Accordingly, the Israeli ruling elite, imbued with a secular Communist ideology, pursued an ideal of peace that was almost messianic in purporting to solve the problems of Israel, the Jewish people and, by implication, the world. This group tried to craft Israel’s future artificially, turning its back on the lessons of history. Similarly, the desire of certain Diaspora Jews to win the acceptance of their Gentile peers distorted their perception of the roles and responsibilities of Palestinians and Israelis.
One of Fishman’s most interesting findings concerns the operative methods of the “people’s war,” which the Palestinians learned from Communist movements elsewhere, particularly that of North Vietnam, and adapted to their own war against Israel. While claiming to participate in the peace process, the other side perpetrated acts of terror whenever it wanted to force more concessions from Israel. It also used Judeophobic images, libels, and slogans such as “Zionism is racism.”
Fishman emphasizes Israel’s need to learn the characteristics of these methods so as to respond appropriately. Indeed, it is difficult to grasp the tactics of this asymmetrical warfare, whose strategic goal is Israel’s destruction, because they are carried out surreptitiously over a long period of time in a manner completely different from conventional warfare. Nevertheless, their effects are equally devastating, eroding Israeli society’s resilience by demoralizing it psychologically, sabotaging it economically, dividing it into two opposing camps, and delegitimizing it abroad.
Certain leading experts have corroborated the main conclusions of La Guerre d’Oslo. For example, in The Oslo Syndrome psychoanalyst and historian Kenneth Levin examines the pathology that has driven certain Israelis and American diplomats to believe-despite the contradictory facts-in Arafat’s false promises of peace and, at present, in those of his former right-hand man Mahmoud Abbas. Lieutenant Colonel Thomas X. Hammes (U.S. Marine Corps), author of The Sling and the Stone: On War in the Twenty-First Century, confirms the danger represented by “people’s war,” or “fourth-generation war” as he terms it, which has been used not only by the Palestinian Authority but also by al Qaeda and other Islamic groups.

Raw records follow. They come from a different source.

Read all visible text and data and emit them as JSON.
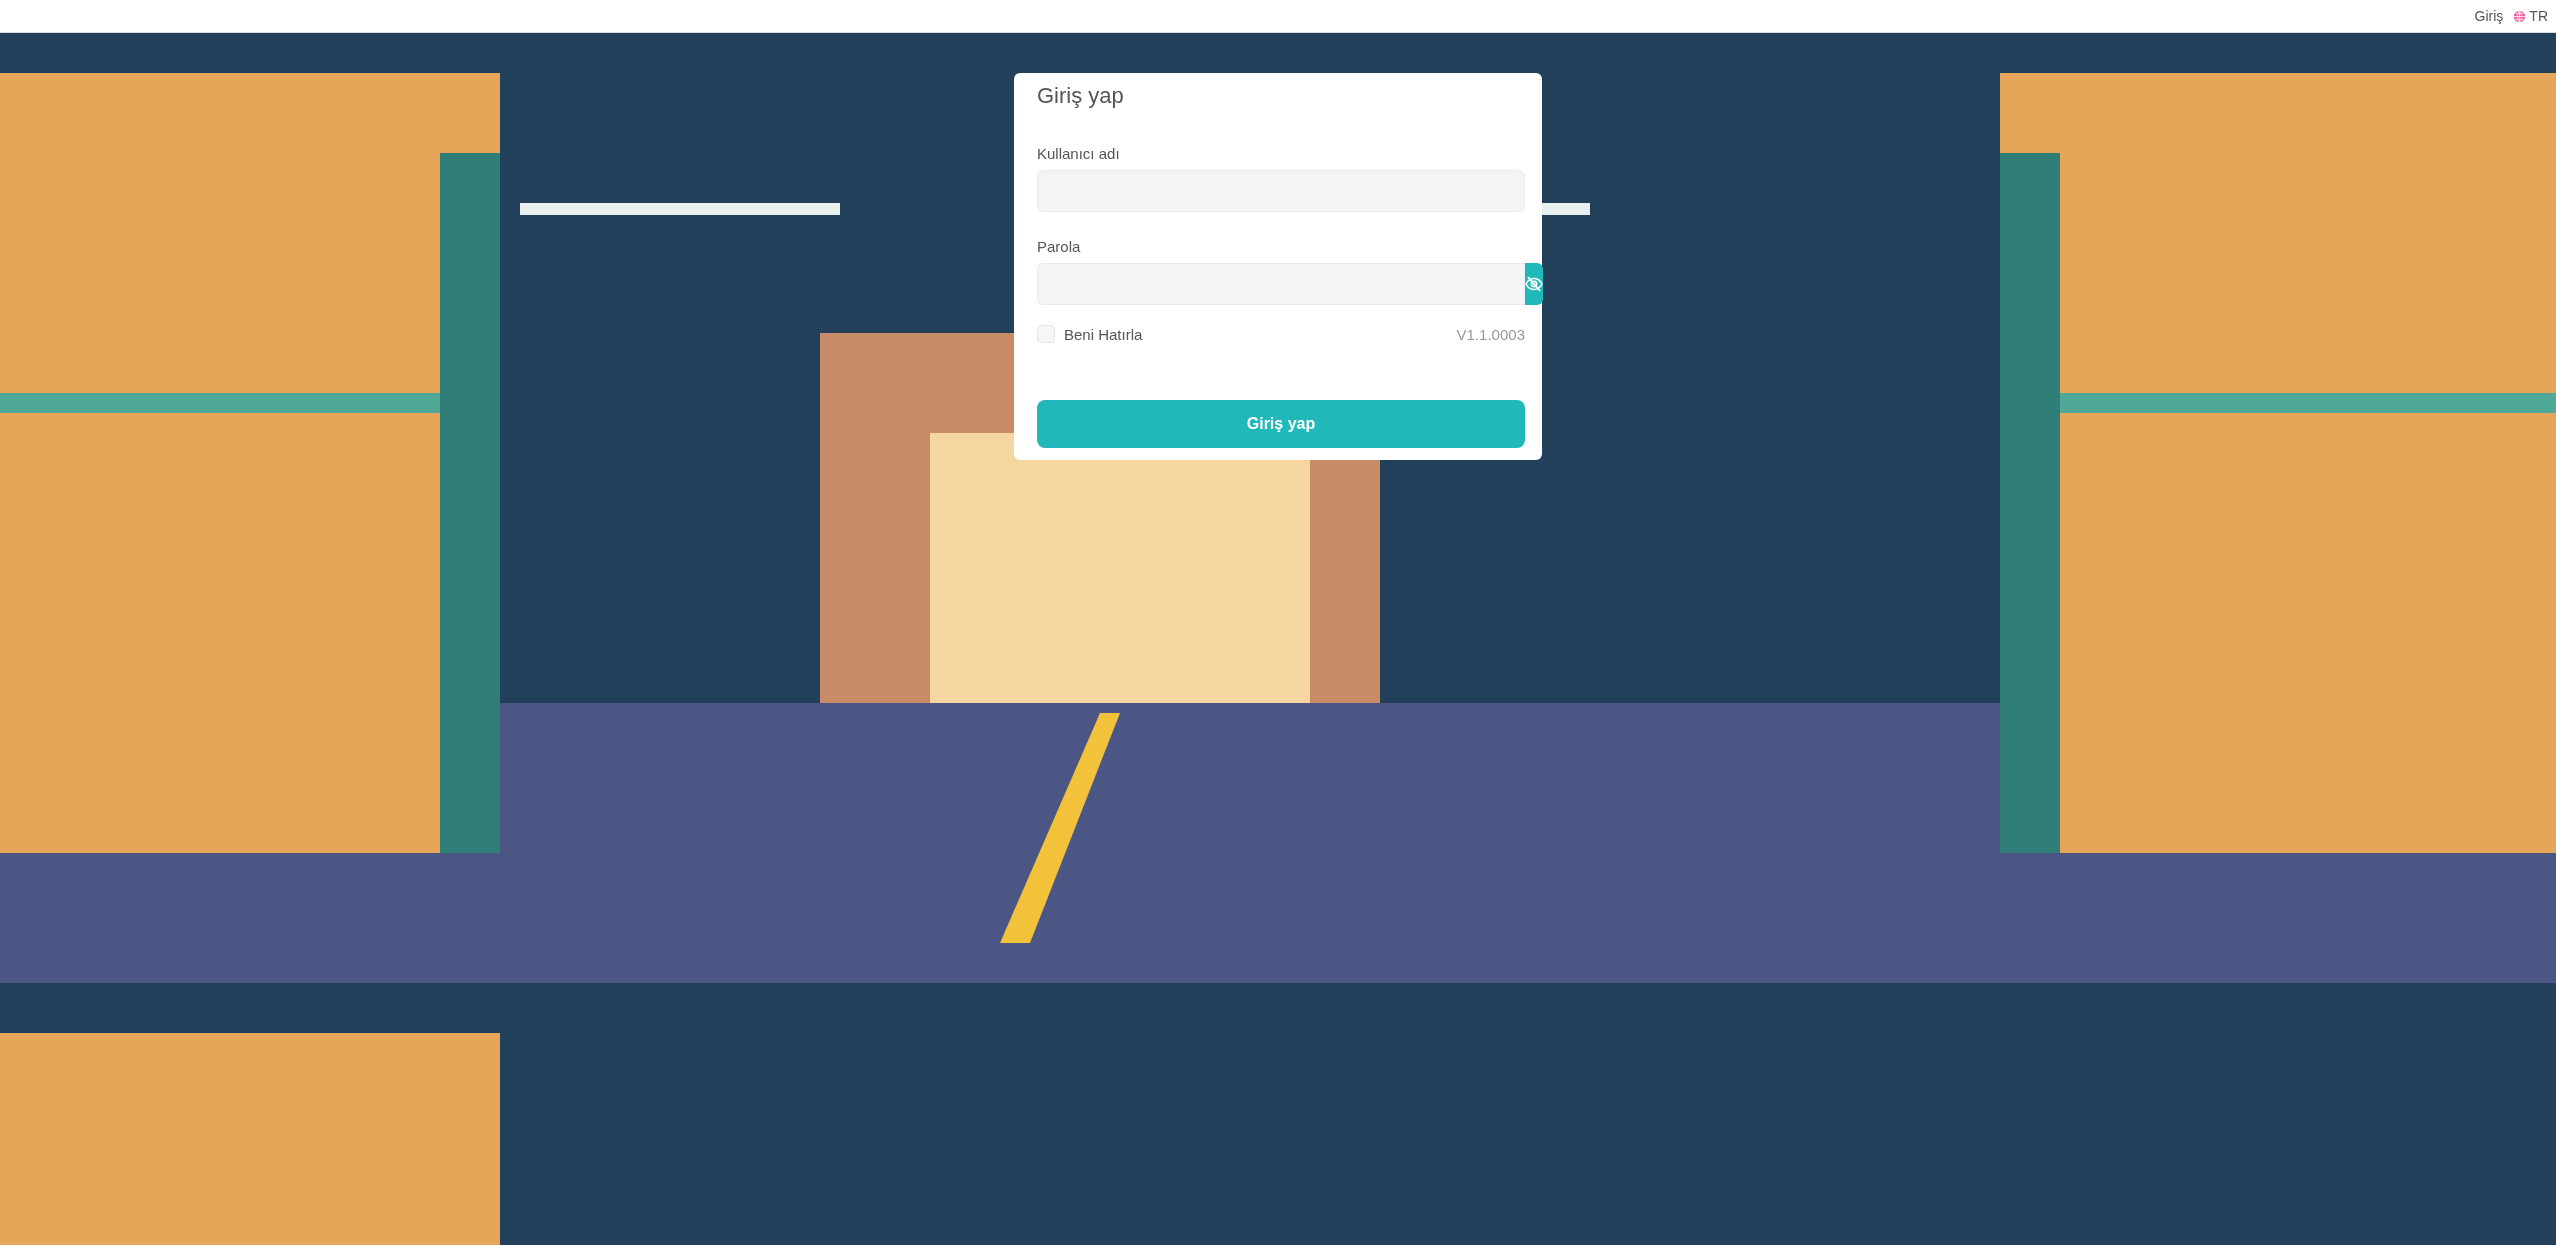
{
  "top_bar": {
    "login_link": "Giriş",
    "language": "TR"
  },
  "login_card": {
    "title": "Giriş yap",
    "fields": [
      {
        "kind": "text",
        "label": "Kullanıcı adı"
      },
      {
        "kind": "password",
        "label": "Parola"
      }
    ],
    "remember_me": {
      "label": "Beni Hatırla",
      "checked": false
    },
    "version": "V1.1.0003",
    "submit": "Giriş yap"
  }
}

One may criticize Fishman and Karsh for providing few explanations for the success of the Palestinian cause on the international stage, being occasionally severe toward the Israeli architects of the Oslo process, and offering few solutions for achieving peace with the Palestinians. Nevertheless, the authors have convincingly shown why the title La Guerre d’Oslo is appropriate. This book is an indispensable tool for deciphering what is commonly known as the “Israeli-Palestinian conflict.”